THE PRINCIPLES OF COMMUNISM
INTRODUCTION
Principles of Communism was Engels' first
draft of what was to be the Communist Manifesto. The final manifesto,
worked on by Marx, differs considerably from this first draft, which Engels
commented on in the following way in his letter to Marx of 23-24 November
1847:
"Think over the Confession of Faith a bit. I believe we had better
drop the catechism form and call the thing: Communist Manifesto.
As more or less history has got to be related in it, the form it has been
in hitherto is quite unsuitable. I am bringing what I have done here with
me; it is in simple narrative form, but miserably worded, in fearful haste...."
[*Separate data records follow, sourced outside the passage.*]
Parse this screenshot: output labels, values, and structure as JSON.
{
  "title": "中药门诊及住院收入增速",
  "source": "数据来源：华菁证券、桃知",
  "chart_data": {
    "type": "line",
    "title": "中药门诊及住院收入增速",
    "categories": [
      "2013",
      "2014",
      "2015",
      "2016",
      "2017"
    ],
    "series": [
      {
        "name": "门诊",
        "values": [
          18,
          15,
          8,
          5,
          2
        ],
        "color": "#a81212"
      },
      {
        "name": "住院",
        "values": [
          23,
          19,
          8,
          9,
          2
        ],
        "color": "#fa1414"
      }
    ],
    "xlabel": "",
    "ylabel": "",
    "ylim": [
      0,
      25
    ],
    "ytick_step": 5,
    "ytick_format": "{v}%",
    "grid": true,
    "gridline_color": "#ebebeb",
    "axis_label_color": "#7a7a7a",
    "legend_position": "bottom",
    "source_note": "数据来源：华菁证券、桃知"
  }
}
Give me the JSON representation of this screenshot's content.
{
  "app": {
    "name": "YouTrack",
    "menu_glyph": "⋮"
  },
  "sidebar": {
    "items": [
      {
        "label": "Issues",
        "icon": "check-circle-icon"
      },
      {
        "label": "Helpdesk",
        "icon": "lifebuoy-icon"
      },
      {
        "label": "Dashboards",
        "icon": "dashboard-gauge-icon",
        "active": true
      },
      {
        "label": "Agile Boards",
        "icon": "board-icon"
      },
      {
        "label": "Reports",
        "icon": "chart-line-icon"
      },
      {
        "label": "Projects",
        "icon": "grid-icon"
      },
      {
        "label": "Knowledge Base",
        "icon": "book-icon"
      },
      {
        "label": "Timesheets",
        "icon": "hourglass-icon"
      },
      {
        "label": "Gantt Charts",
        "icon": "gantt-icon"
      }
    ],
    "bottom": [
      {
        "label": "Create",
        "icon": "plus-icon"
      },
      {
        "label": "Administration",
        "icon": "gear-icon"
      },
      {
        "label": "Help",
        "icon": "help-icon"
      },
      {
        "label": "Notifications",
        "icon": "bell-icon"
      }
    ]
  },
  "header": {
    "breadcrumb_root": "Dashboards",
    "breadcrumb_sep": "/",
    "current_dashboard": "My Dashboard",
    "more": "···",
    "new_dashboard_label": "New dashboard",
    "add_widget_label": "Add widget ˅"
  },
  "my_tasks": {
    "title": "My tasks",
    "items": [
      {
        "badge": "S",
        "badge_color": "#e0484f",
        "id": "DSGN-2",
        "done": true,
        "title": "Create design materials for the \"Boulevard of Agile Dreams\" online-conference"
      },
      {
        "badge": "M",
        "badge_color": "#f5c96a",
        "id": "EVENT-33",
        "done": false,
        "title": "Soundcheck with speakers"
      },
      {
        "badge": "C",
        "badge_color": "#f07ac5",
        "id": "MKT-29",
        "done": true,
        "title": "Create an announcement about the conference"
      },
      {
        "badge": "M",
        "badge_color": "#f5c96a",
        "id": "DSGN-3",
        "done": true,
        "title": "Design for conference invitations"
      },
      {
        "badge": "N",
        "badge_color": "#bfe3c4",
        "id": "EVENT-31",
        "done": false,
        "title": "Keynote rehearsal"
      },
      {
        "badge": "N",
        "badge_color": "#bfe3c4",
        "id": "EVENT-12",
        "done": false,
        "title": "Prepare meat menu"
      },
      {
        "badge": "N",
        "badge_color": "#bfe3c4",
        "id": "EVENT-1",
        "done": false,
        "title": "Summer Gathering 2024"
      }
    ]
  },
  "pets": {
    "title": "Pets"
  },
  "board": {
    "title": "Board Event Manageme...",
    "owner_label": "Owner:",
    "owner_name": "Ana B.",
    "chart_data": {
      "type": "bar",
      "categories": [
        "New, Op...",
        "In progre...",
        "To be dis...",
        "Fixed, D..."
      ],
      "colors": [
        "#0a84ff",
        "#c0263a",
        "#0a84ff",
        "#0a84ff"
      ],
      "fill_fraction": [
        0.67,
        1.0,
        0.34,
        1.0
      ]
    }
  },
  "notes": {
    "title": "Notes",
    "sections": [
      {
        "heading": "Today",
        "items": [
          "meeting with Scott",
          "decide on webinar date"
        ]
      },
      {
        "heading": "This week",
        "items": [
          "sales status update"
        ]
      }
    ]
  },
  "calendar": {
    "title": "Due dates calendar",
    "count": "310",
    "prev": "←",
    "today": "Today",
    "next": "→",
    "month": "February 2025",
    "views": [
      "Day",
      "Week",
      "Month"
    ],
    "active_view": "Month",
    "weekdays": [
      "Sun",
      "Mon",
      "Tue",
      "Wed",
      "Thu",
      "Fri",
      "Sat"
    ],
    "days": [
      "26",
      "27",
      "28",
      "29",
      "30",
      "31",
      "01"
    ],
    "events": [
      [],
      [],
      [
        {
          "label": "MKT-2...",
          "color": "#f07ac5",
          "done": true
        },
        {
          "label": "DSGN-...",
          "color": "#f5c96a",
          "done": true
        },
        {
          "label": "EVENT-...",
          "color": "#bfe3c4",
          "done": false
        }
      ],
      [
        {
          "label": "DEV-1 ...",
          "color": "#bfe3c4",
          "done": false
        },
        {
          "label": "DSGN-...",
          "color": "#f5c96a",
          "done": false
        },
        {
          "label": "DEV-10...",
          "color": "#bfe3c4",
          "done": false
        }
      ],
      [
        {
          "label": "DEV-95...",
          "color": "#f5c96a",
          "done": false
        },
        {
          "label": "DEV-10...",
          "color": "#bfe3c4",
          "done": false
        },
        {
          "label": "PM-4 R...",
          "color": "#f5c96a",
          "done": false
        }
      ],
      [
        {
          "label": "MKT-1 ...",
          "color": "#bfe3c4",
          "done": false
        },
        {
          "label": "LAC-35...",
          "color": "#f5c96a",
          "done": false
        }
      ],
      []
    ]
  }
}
Despite Engels' reservations, Principles of Communism remains an
excellent introduction to Marxism, in many ways more immediately approachable
than the Manifesto itself.
The first English translation by Max Bedacht was published by
the Daily Worker Publishing Co., Chicago, around 1925. Another by Eden
and Cedar Paul was included as an appendix to Riazanov's edition of the
Communist
Manifesto (International Publishers, 1933). A third was issued by Guido
Baracchi in Australia (Melbourne, 1933).
This edition is based on the text produced by Monthly Review as
a pamphlet in 1952. It was translated by Paul M. Sweezy, and the following
is an extract from the editors' note to that edition:
Principles of Communism was written in late October 1847, and
was first published (from Engels' handwritten script) by Eduard Bernstein
in 1914 in Vörwarts!, the central organ of the German Social
Democratic Party. It has since appeared in a number of German versions,
the definitive edition being that in the Marx-Engels Gesamtausgabe,
published by the Marx-Engels-Lenin Institute in Moscow. The present translation
is from the text of the Gesamtausgabe, First Division, Volume 6,
pages 503-522.
The editors go on to point out that Engels often uses the term Manufaktur,
and its derivatives, which have been translated by their exact English
equivalents, "manufacture", "manufacturing", etc. They are used in their
literal sense to denote production by hand, not the factory production
of modern capitalism, which Engels generally refers to with the term "big
industry". However, manufacture differs from handicraft,
which refers to the pure guild production of the mediaeval towns, carried
out by independent artisans, assisted perhaps by journeymen and apprentices
who hope some day to acquire independent status. Manufacture is carried
out either by homeworkers working for the account of merchant capitalists,
or else by groups of craftsmen working together in large workshops belonging
to capitalist employers. It is therefore a transitional form between guild
production and modern factory production.